Eu me persuadi de que nada existia no mundo, que não havia nenhum céu, nenhuma terra, espíritos alguns, nem corpos alguns: não me persuadi também, portanto, de que eu não existia? Certamente não, eu existia sem dúvida, se é que eu me persuadi, ou apenas, pensei alguma coisa. Mas há algum, não sei qual, enganador muito poderoso e mui ardiloso que emprega toda a sua indústria em enganar-me sempre. Não há, pois, dúvida alguma de que sou, se ele me engana; e, por mais que me engane, não poderá jamais fazer com que eu nada seja, enquanto eu pensar ser alguma coisa. De sorte que, após ter pensado bastante nisto e de ter examinado cuidadosamente todas as coisas, cumpre enfim concluir e ter por constante que esta proposição, eu sou, eu existo, é necessariamente verdadeira todas as vezes que a enuncio ou que a concebo em meu espírito
. (DESCARTES, 1988c [1641], p.24).

Desta forma, pensando, descobrimos que somos. “Penso, logo existo” pode ser entendido como “sou enquanto penso”. Cottingham sugere que entendamos: “eu estou pensando, portanto eu existo”. (COTTINGHAM, 1999, p.24). O cogito é a intuição primeira de que eu sou, pois o próprio fato de duvidar de minha existência confirma que, “enquanto realizo tais reflexões, eu, de fato, existo”. (COTTINGHAM, 1995, p.38).
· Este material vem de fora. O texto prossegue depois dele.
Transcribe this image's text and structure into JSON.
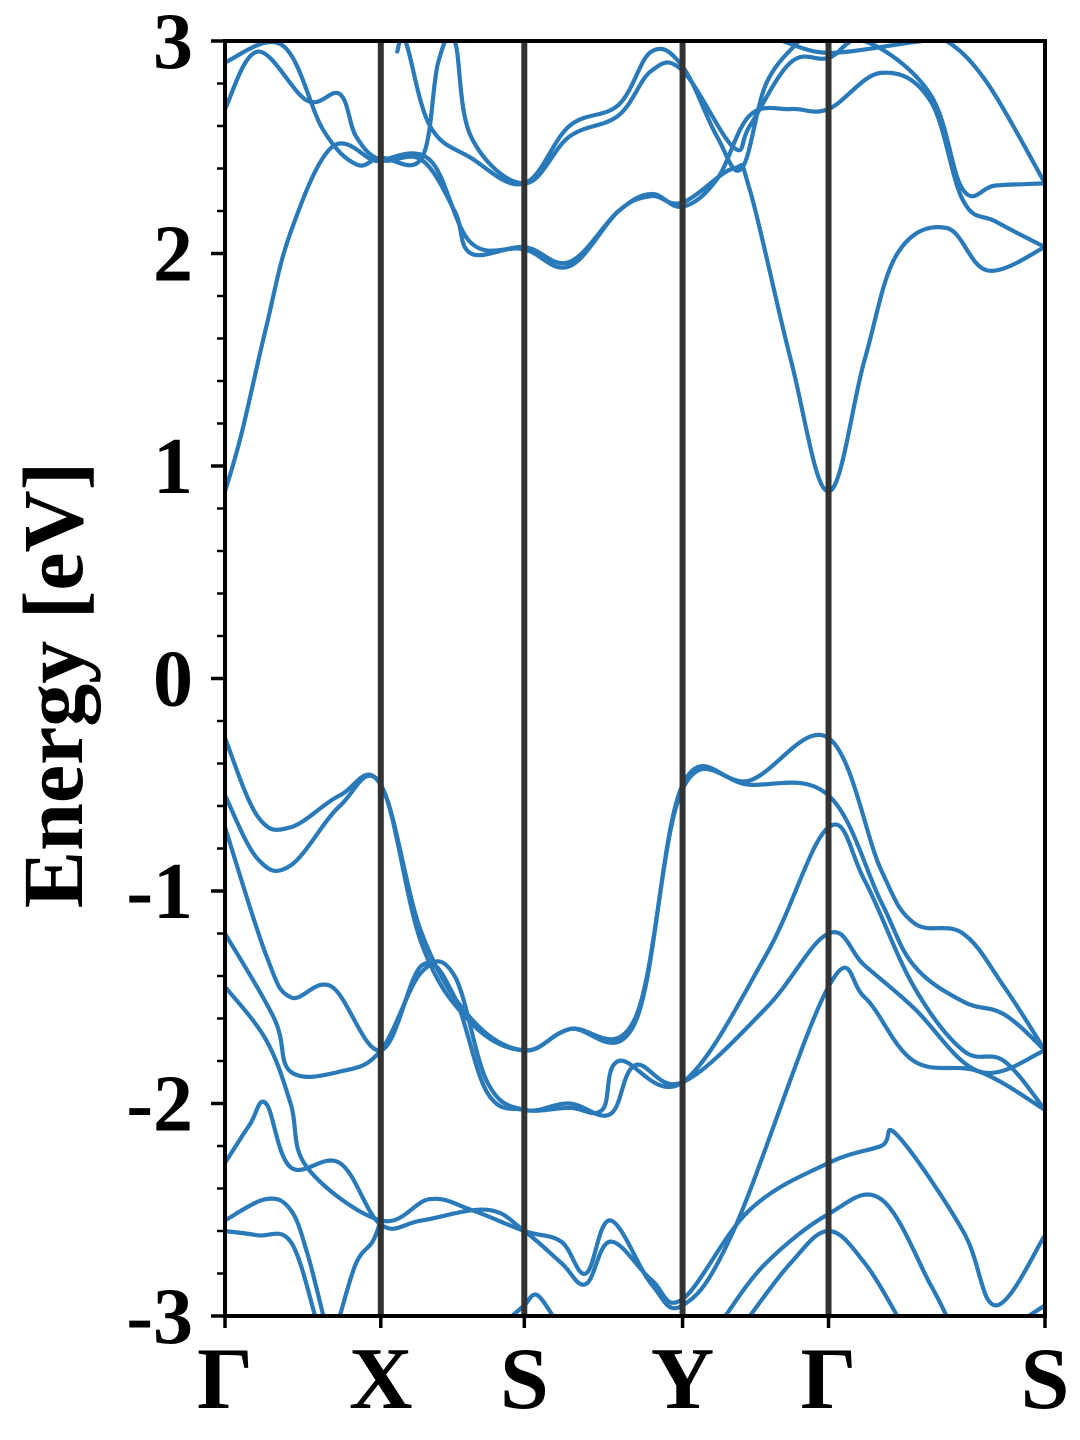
{
  "chart_data": {
    "type": "line",
    "title": "",
    "ylabel": "Energy [eV]",
    "xlabel": "",
    "ylim": [
      -3,
      3
    ],
    "yticks": [
      "3",
      "2",
      "1",
      "0",
      "-1",
      "-2",
      "-3"
    ],
    "ytick_values": [
      3,
      2,
      1,
      0,
      -1,
      -2,
      -3
    ],
    "y_minor_step": 0.2,
    "kpoint_labels": [
      "Γ",
      "X",
      "S",
      "Y",
      "Γ",
      "S"
    ],
    "kpoint_positions": [
      0,
      0.19,
      0.365,
      0.558,
      0.736,
      1.0
    ],
    "path_range": [
      0,
      1
    ],
    "grid": false,
    "colors": {
      "band": "#2a7ab9",
      "divider": "#333333",
      "axis": "#000000"
    },
    "series": [
      {
        "values": [
          [
            0,
            0.88
          ],
          [
            0.02,
            1.15
          ],
          [
            0.05,
            1.65
          ],
          [
            0.08,
            2.1
          ],
          [
            0.13,
            2.5
          ],
          [
            0.18,
            2.44
          ],
          [
            0.19,
            2.44
          ],
          [
            0.25,
            2.44
          ],
          [
            0.3,
            2.05
          ],
          [
            0.365,
            2.02
          ],
          [
            0.42,
            1.94
          ],
          [
            0.48,
            2.2
          ],
          [
            0.52,
            2.27
          ],
          [
            0.558,
            2.24
          ],
          [
            0.62,
            2.4
          ],
          [
            0.64,
            2.3
          ],
          [
            0.69,
            1.5
          ],
          [
            0.736,
            0.88
          ],
          [
            0.78,
            1.5
          ],
          [
            0.82,
            2.0
          ],
          [
            0.88,
            2.12
          ],
          [
            0.93,
            1.92
          ],
          [
            1.0,
            2.03
          ]
        ]
      },
      {
        "values": [
          [
            0,
            2.68
          ],
          [
            0.04,
            2.95
          ],
          [
            0.1,
            2.72
          ],
          [
            0.14,
            2.75
          ],
          [
            0.16,
            2.55
          ],
          [
            0.19,
            2.44
          ],
          [
            0.24,
            2.44
          ],
          [
            0.28,
            2.2
          ],
          [
            0.3,
            2.0
          ],
          [
            0.365,
            2.03
          ],
          [
            0.42,
            1.96
          ],
          [
            0.48,
            2.2
          ],
          [
            0.52,
            2.28
          ],
          [
            0.558,
            2.22
          ],
          [
            0.6,
            2.35
          ],
          [
            0.64,
            2.65
          ],
          [
            0.69,
            2.68
          ],
          [
            0.736,
            2.68
          ],
          [
            0.8,
            2.85
          ],
          [
            0.86,
            2.72
          ],
          [
            0.9,
            2.25
          ],
          [
            0.94,
            2.15
          ],
          [
            1.0,
            2.03
          ]
        ]
      },
      {
        "values": [
          [
            0,
            2.9
          ],
          [
            0.07,
            2.98
          ],
          [
            0.12,
            2.58
          ],
          [
            0.16,
            2.42
          ],
          [
            0.19,
            2.45
          ],
          [
            0.24,
            2.45
          ],
          [
            0.26,
            2.9
          ],
          [
            0.28,
            3.0
          ],
          [
            0.3,
            2.55
          ],
          [
            0.365,
            2.33
          ],
          [
            0.42,
            2.55
          ],
          [
            0.48,
            2.65
          ],
          [
            0.52,
            2.86
          ],
          [
            0.558,
            2.86
          ],
          [
            0.62,
            2.5
          ],
          [
            0.64,
            2.6
          ],
          [
            0.69,
            2.9
          ],
          [
            0.736,
            2.92
          ],
          [
            0.78,
            3.0
          ],
          [
            0.86,
            2.75
          ],
          [
            0.9,
            2.3
          ],
          [
            0.94,
            2.32
          ],
          [
            1.0,
            2.33
          ]
        ]
      },
      {
        "values": [
          [
            0.21,
            2.95
          ],
          [
            0.22,
            3.0
          ],
          [
            0.25,
            2.6
          ],
          [
            0.3,
            2.45
          ],
          [
            0.365,
            2.33
          ],
          [
            0.42,
            2.6
          ],
          [
            0.48,
            2.7
          ],
          [
            0.52,
            2.95
          ],
          [
            0.558,
            2.88
          ],
          [
            0.6,
            2.55
          ],
          [
            0.63,
            2.4
          ],
          [
            0.66,
            2.8
          ],
          [
            0.7,
            3.0
          ]
        ]
      },
      {
        "values": [
          [
            0.68,
            3.0
          ],
          [
            0.72,
            2.95
          ],
          [
            0.76,
            2.95
          ],
          [
            0.85,
            3.0
          ],
          [
            0.88,
            3.0
          ],
          [
            0.93,
            2.8
          ],
          [
            1.0,
            2.33
          ]
        ]
      },
      {
        "values": [
          [
            0,
            -0.28
          ],
          [
            0.04,
            -0.65
          ],
          [
            0.08,
            -0.7
          ],
          [
            0.14,
            -0.55
          ],
          [
            0.19,
            -0.5
          ],
          [
            0.24,
            -1.2
          ],
          [
            0.3,
            -1.6
          ],
          [
            0.365,
            -1.75
          ],
          [
            0.42,
            -1.65
          ],
          [
            0.5,
            -1.62
          ],
          [
            0.558,
            -0.5
          ],
          [
            0.64,
            -0.48
          ],
          [
            0.736,
            -0.28
          ],
          [
            0.8,
            -0.9
          ],
          [
            0.84,
            -1.15
          ],
          [
            0.9,
            -1.2
          ],
          [
            0.95,
            -1.45
          ],
          [
            1.0,
            -1.75
          ]
        ]
      },
      {
        "values": [
          [
            0,
            -0.55
          ],
          [
            0.04,
            -0.85
          ],
          [
            0.08,
            -0.88
          ],
          [
            0.14,
            -0.6
          ],
          [
            0.19,
            -0.5
          ],
          [
            0.24,
            -1.25
          ],
          [
            0.3,
            -1.62
          ],
          [
            0.365,
            -1.75
          ],
          [
            0.42,
            -1.65
          ],
          [
            0.5,
            -1.6
          ],
          [
            0.558,
            -0.52
          ],
          [
            0.64,
            -0.5
          ],
          [
            0.736,
            -0.55
          ],
          [
            0.8,
            -1.05
          ],
          [
            0.84,
            -1.35
          ],
          [
            0.9,
            -1.52
          ],
          [
            0.95,
            -1.58
          ],
          [
            1.0,
            -1.75
          ]
        ]
      },
      {
        "values": [
          [
            0,
            -0.7
          ],
          [
            0.05,
            -1.3
          ],
          [
            0.08,
            -1.5
          ],
          [
            0.13,
            -1.45
          ],
          [
            0.19,
            -1.75
          ],
          [
            0.24,
            -1.35
          ],
          [
            0.28,
            -1.5
          ],
          [
            0.32,
            -1.95
          ],
          [
            0.365,
            -2.03
          ],
          [
            0.42,
            -2.02
          ],
          [
            0.46,
            -2.03
          ],
          [
            0.48,
            -1.8
          ],
          [
            0.558,
            -1.9
          ],
          [
            0.66,
            -1.3
          ],
          [
            0.736,
            -0.7
          ],
          [
            0.78,
            -0.95
          ],
          [
            0.84,
            -1.45
          ],
          [
            0.9,
            -1.75
          ],
          [
            0.95,
            -1.8
          ],
          [
            1.0,
            -2.03
          ]
        ]
      },
      {
        "values": [
          [
            0,
            -1.2
          ],
          [
            0.06,
            -1.6
          ],
          [
            0.08,
            -1.85
          ],
          [
            0.14,
            -1.85
          ],
          [
            0.19,
            -1.75
          ],
          [
            0.24,
            -1.38
          ],
          [
            0.28,
            -1.4
          ],
          [
            0.32,
            -1.9
          ],
          [
            0.365,
            -2.03
          ],
          [
            0.42,
            -2.0
          ],
          [
            0.47,
            -2.05
          ],
          [
            0.5,
            -1.82
          ],
          [
            0.558,
            -1.9
          ],
          [
            0.66,
            -1.55
          ],
          [
            0.736,
            -1.2
          ],
          [
            0.78,
            -1.35
          ],
          [
            0.84,
            -1.55
          ],
          [
            0.92,
            -1.85
          ],
          [
            1.0,
            -1.75
          ]
        ]
      },
      {
        "values": [
          [
            0,
            -1.45
          ],
          [
            0.05,
            -1.7
          ],
          [
            0.08,
            -2.0
          ],
          [
            0.1,
            -2.3
          ],
          [
            0.19,
            -2.55
          ],
          [
            0.25,
            -2.45
          ],
          [
            0.3,
            -2.5
          ],
          [
            0.365,
            -2.6
          ],
          [
            0.41,
            -2.65
          ],
          [
            0.44,
            -2.8
          ],
          [
            0.47,
            -2.55
          ],
          [
            0.52,
            -2.85
          ],
          [
            0.558,
            -2.95
          ],
          [
            0.62,
            -2.6
          ],
          [
            0.736,
            -1.45
          ],
          [
            0.78,
            -1.5
          ],
          [
            0.84,
            -1.8
          ],
          [
            0.92,
            -1.85
          ],
          [
            1.0,
            -2.03
          ]
        ]
      },
      {
        "values": [
          [
            0,
            -2.28
          ],
          [
            0.03,
            -2.1
          ],
          [
            0.05,
            -2.0
          ],
          [
            0.08,
            -2.3
          ],
          [
            0.14,
            -2.28
          ],
          [
            0.19,
            -2.57
          ],
          [
            0.24,
            -2.55
          ],
          [
            0.32,
            -2.5
          ],
          [
            0.365,
            -2.6
          ],
          [
            0.41,
            -2.75
          ],
          [
            0.44,
            -2.85
          ],
          [
            0.47,
            -2.65
          ],
          [
            0.52,
            -2.83
          ],
          [
            0.558,
            -2.92
          ],
          [
            0.64,
            -2.5
          ],
          [
            0.736,
            -2.28
          ],
          [
            0.8,
            -2.2
          ],
          [
            0.82,
            -2.15
          ],
          [
            0.9,
            -2.6
          ],
          [
            0.94,
            -2.95
          ],
          [
            1.0,
            -2.62
          ]
        ]
      },
      {
        "values": [
          [
            0,
            -2.55
          ],
          [
            0.05,
            -2.45
          ],
          [
            0.08,
            -2.5
          ],
          [
            0.1,
            -2.7
          ],
          [
            0.12,
            -3.0
          ]
        ]
      },
      {
        "values": [
          [
            0,
            -2.6
          ],
          [
            0.04,
            -2.62
          ],
          [
            0.08,
            -2.65
          ],
          [
            0.11,
            -3.0
          ]
        ]
      },
      {
        "values": [
          [
            0.14,
            -3.0
          ],
          [
            0.16,
            -2.75
          ],
          [
            0.18,
            -2.65
          ],
          [
            0.19,
            -2.55
          ]
        ]
      },
      {
        "values": [
          [
            0.35,
            -3.0
          ],
          [
            0.365,
            -2.95
          ],
          [
            0.38,
            -2.9
          ],
          [
            0.4,
            -3.0
          ]
        ]
      },
      {
        "values": [
          [
            0.61,
            -3.0
          ],
          [
            0.66,
            -2.75
          ],
          [
            0.736,
            -2.52
          ],
          [
            0.8,
            -2.45
          ],
          [
            0.86,
            -2.85
          ],
          [
            0.88,
            -3.0
          ]
        ]
      },
      {
        "values": [
          [
            0.64,
            -3.0
          ],
          [
            0.69,
            -2.75
          ],
          [
            0.736,
            -2.6
          ],
          [
            0.78,
            -2.75
          ],
          [
            0.82,
            -3.0
          ]
        ]
      },
      {
        "values": [
          [
            0.98,
            -3.0
          ],
          [
            1.0,
            -2.95
          ]
        ]
      }
    ]
  }
}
O sujeito, enquanto pensa, não pode separar do seu ato de pensar a constatação imediata de que é sujeito deste ato. (GUIMARÃES, 2003, p. 37). Porém, isto apenas consiste em dizer que “eu sou, eu existo enquanto estou pensando”; esta intuição afirma que eu sou, mas não ainda o que eu sou.
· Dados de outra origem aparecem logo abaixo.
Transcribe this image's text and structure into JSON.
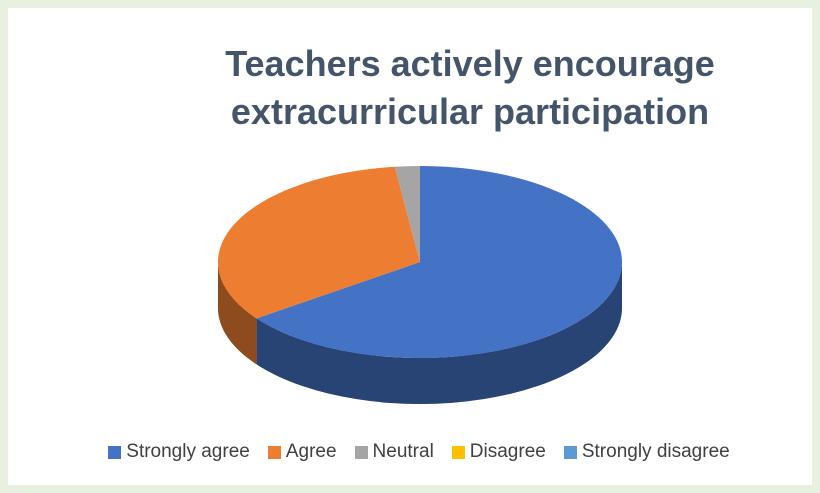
{
  "chart_data": {
    "type": "pie",
    "title": "Teachers actively encourage extracurricular participation",
    "categories": [
      "Strongly agree",
      "Agree",
      "Neutral",
      "Disagree",
      "Strongly disagree"
    ],
    "values": [
      65,
      33,
      2,
      0,
      0
    ],
    "colors": [
      "#4472c4",
      "#ed7d31",
      "#a5a5a5",
      "#ffc000",
      "#5b9bd5"
    ],
    "legend": "bottom"
  }
}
Descartes põe-se, então, a questionar sobre o que é esse “eu”, uma vez que está certo de que é alguma coisa. Um animal racional? Ele recusa como resposta, pois, será necessário saber o que é animal e o que é racional, e assim cairá numa infinita e embaraçosa pesquisa sobre outras questões, distanciando-se da pergunta “o que eu sou enquanto estou pensando?”. A seguir, considera a idéia de ser provido de um corpo, mas a recusa também, já que a hipótese de ter um corpo foi anteriormente posta em dúvida. Considerando a alma, relembra a noção comumente difundida da sua época de ser algo extremamente sutil e raro, como um vento, uma flama ou um ar muito tênue, infiltrado no corpo. Rejeita também esta noção, posto que também podemos duvidar da sua existência concebida dessa forma. (DESCARTES, 1988c [1641], p.24-25). O “eu”, portanto, não diz respeito a nada material, posto que, supondo não ter um corpo, nem existir quaisquer coisas no mundo, ainda assim, não deixo de estar seguro de ser alguma coisa. Neste sentido, “eu” não significa o homem concreto que cotidianamente vivenciamos; nem mesmo diz respeito ao ser humano como um todo que Descartes mais tarde irá apresentar. E o que é esse “eu”, então?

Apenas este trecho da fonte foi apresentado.